Little Aloysius coughed to get my attention. “Mrs. Poinker,” he lisped self-righteously. “Bronson is up on the hill playing with rocks and sticks!”

I glanced at him and choked down a hunk of watermelon. “Well… there’s nothing wrong with that, Aloysius. You’re allowed to play with rocks and sticks as long as you don’t throw them.”

Aloysius considered this for a moment, disappointed that Bronson wasn’t going to cop a serve from a teacher. “But Mrs. Poinker, Bronson said that I can’t play with him,” he whined.

My eyes scoured the top of the slope for Bronson.

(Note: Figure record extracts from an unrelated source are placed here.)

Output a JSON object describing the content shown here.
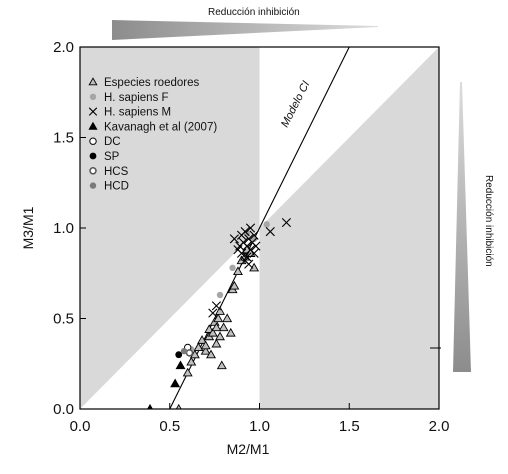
{
  "chart_data": {
    "type": "scatter",
    "xlabel": "M2/M1",
    "ylabel": "M3/M1",
    "xlim": [
      0,
      2
    ],
    "ylim": [
      0,
      2
    ],
    "xticks": [
      "0.0",
      "0.5",
      "1.0",
      "1.5",
      "2.0"
    ],
    "yticks": [
      "0.0",
      "0.5",
      "1.0",
      "1.5",
      "2.0"
    ],
    "grid": false,
    "legend_position": "top-left",
    "shaded_regions_color": "#d9d9d9",
    "model_line": {
      "label": "Modelo CI",
      "x1": 0.5,
      "y1": 0.0,
      "x2": 1.5,
      "y2": 2.0
    },
    "top_annotation": "Reducción inhibición",
    "right_annotation": "Reducción inhibición",
    "series": [
      {
        "name": "Especies roedores",
        "marker": "triangle-open",
        "points": [
          [
            0.55,
            0.0
          ],
          [
            0.6,
            0.2
          ],
          [
            0.62,
            0.26
          ],
          [
            0.64,
            0.3
          ],
          [
            0.66,
            0.34
          ],
          [
            0.68,
            0.38
          ],
          [
            0.7,
            0.32
          ],
          [
            0.72,
            0.4
          ],
          [
            0.72,
            0.44
          ],
          [
            0.74,
            0.42
          ],
          [
            0.75,
            0.48
          ],
          [
            0.76,
            0.36
          ],
          [
            0.77,
            0.5
          ],
          [
            0.78,
            0.4
          ],
          [
            0.78,
            0.54
          ],
          [
            0.79,
            0.24
          ],
          [
            0.8,
            0.45
          ],
          [
            0.82,
            0.5
          ],
          [
            0.84,
            0.42
          ],
          [
            0.85,
            0.66
          ],
          [
            0.86,
            0.68
          ],
          [
            0.88,
            0.76
          ],
          [
            0.9,
            0.82
          ],
          [
            0.92,
            0.84
          ],
          [
            0.93,
            0.88
          ],
          [
            0.95,
            0.86
          ],
          [
            0.97,
            0.78
          ],
          [
            0.7,
            0.35
          ],
          [
            0.73,
            0.3
          ],
          [
            0.76,
            0.45
          ]
        ]
      },
      {
        "name": "H. sapiens F",
        "marker": "circle-gray",
        "points": [
          [
            0.62,
            0.33
          ],
          [
            0.78,
            0.63
          ],
          [
            0.85,
            0.78
          ],
          [
            0.97,
            0.94
          ],
          [
            1.04,
            1.02
          ],
          [
            0.93,
            0.97
          ]
        ]
      },
      {
        "name": "H. sapiens M",
        "marker": "cross",
        "points": [
          [
            0.86,
            0.94
          ],
          [
            0.88,
            0.88
          ],
          [
            0.89,
            0.9
          ],
          [
            0.9,
            0.86
          ],
          [
            0.91,
            0.92
          ],
          [
            0.92,
            0.98
          ],
          [
            0.93,
            0.84
          ],
          [
            0.93,
            0.9
          ],
          [
            0.94,
            0.94
          ],
          [
            0.95,
            0.88
          ],
          [
            0.95,
            1.0
          ],
          [
            0.96,
            0.92
          ],
          [
            0.97,
            0.86
          ],
          [
            0.97,
            0.96
          ],
          [
            0.98,
            0.9
          ],
          [
            0.9,
            0.96
          ],
          [
            0.92,
            0.82
          ],
          [
            0.94,
            0.8
          ],
          [
            1.06,
            0.98
          ],
          [
            1.15,
            1.03
          ],
          [
            0.74,
            0.53
          ],
          [
            0.76,
            0.57
          ]
        ]
      },
      {
        "name": "Kavanagh et al (2007)",
        "marker": "triangle-filled",
        "points": [
          [
            0.39,
            0.0
          ],
          [
            0.53,
            0.14
          ],
          [
            0.56,
            0.24
          ]
        ]
      },
      {
        "name": "DC",
        "marker": "circle-open",
        "points": [
          [
            0.6,
            0.34
          ]
        ]
      },
      {
        "name": "SP",
        "marker": "circle-filled",
        "points": [
          [
            0.55,
            0.3
          ]
        ]
      },
      {
        "name": "HCS",
        "marker": "circle-open-gray",
        "points": [
          [
            0.61,
            0.31
          ]
        ]
      },
      {
        "name": "HCD",
        "marker": "circle-darkgray",
        "points": [
          [
            0.58,
            0.32
          ]
        ]
      }
    ]
  },
  "colors": {
    "shade": "#d9d9d9",
    "gray_marker": "#a6a6a6",
    "dark_gray_marker": "#7a7a7a",
    "triangle_fill": "#bfbfbf",
    "wedge": "#a0a0a0"
  }
}
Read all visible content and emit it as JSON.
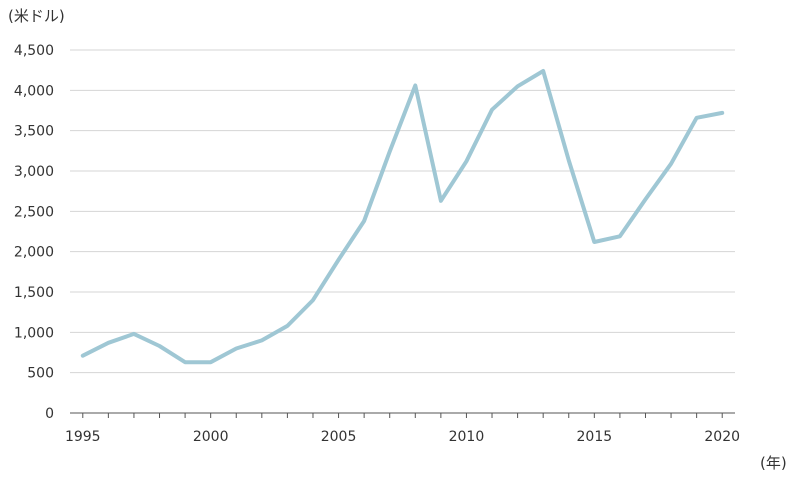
{
  "chart_data": {
    "type": "line",
    "title": "",
    "ylabel": "(米ドル)",
    "xlabel": "(年)",
    "x": [
      1995,
      1996,
      1997,
      1998,
      1999,
      2000,
      2001,
      2002,
      2003,
      2004,
      2005,
      2006,
      2007,
      2008,
      2009,
      2010,
      2011,
      2012,
      2013,
      2014,
      2015,
      2016,
      2017,
      2018,
      2019,
      2020
    ],
    "series": [
      {
        "name": "",
        "values": [
          710,
          870,
          980,
          830,
          630,
          630,
          800,
          900,
          1080,
          1400,
          1900,
          2380,
          3240,
          4060,
          2630,
          3120,
          3760,
          4050,
          4240,
          3130,
          2120,
          2190,
          2650,
          3090,
          3660,
          3720
        ],
        "color": "#9fc7d4"
      }
    ],
    "xlim": [
      1994.5,
      2020.5
    ],
    "ylim": [
      0,
      4500
    ],
    "x_ticks": [
      1995,
      2000,
      2005,
      2010,
      2015,
      2020
    ],
    "x_tick_labels": [
      "1995",
      "2000",
      "2005",
      "2010",
      "2015",
      "2020"
    ],
    "y_ticks": [
      0,
      500,
      1000,
      1500,
      2000,
      2500,
      3000,
      3500,
      4000,
      4500
    ],
    "y_tick_labels": [
      "0",
      "500",
      "1,000",
      "1,500",
      "2,000",
      "2,500",
      "3,000",
      "3,500",
      "4,000",
      "4,500"
    ],
    "grid": "horizontal",
    "legend": "none"
  }
}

I could see the tiny six-year old crouched in the dirt, too far away for me to call out and much too far away for me to hike to, what with my watermelon and hands full of soggy, knotted shoelaces.

“Go tell Bronson to come and see me at once,” I said to Aloysius. “It’s against the rules to say people can’t play with you.”

Satisfied with this promising outcome and the thought of Bronson getting into trouble, Aloysius took off up the hill with his secondhand directive as fast as his pudgy legs could carry him.

Naturally, Bronson completely ignored the subpoena, but I caught up with him when the bell went and we were all trudging back to class.

“Bronson,” I demanded. “What’s this about you telling Aloysius he CAN’T play with you. That’s against school rules!”

Bronson’s eyes flickered like a fluorescent light powering up and I could see him calculating his careful response.

“No, Mrs. Poinker,” he drawled with the confidence only a practised Machiavelli can muster on command. “I said that Aloysius CAN play with me.”

Aloysius’ eyes lit up in gratitude. “Oooooh! I thought you said I CAN’T play with you!” he grinned, happy to hear that he’d made a mistake and that Bronson liked him after all.

I’m going to keep my eye on young Bronson.

I reckon he might become president of the United States one day.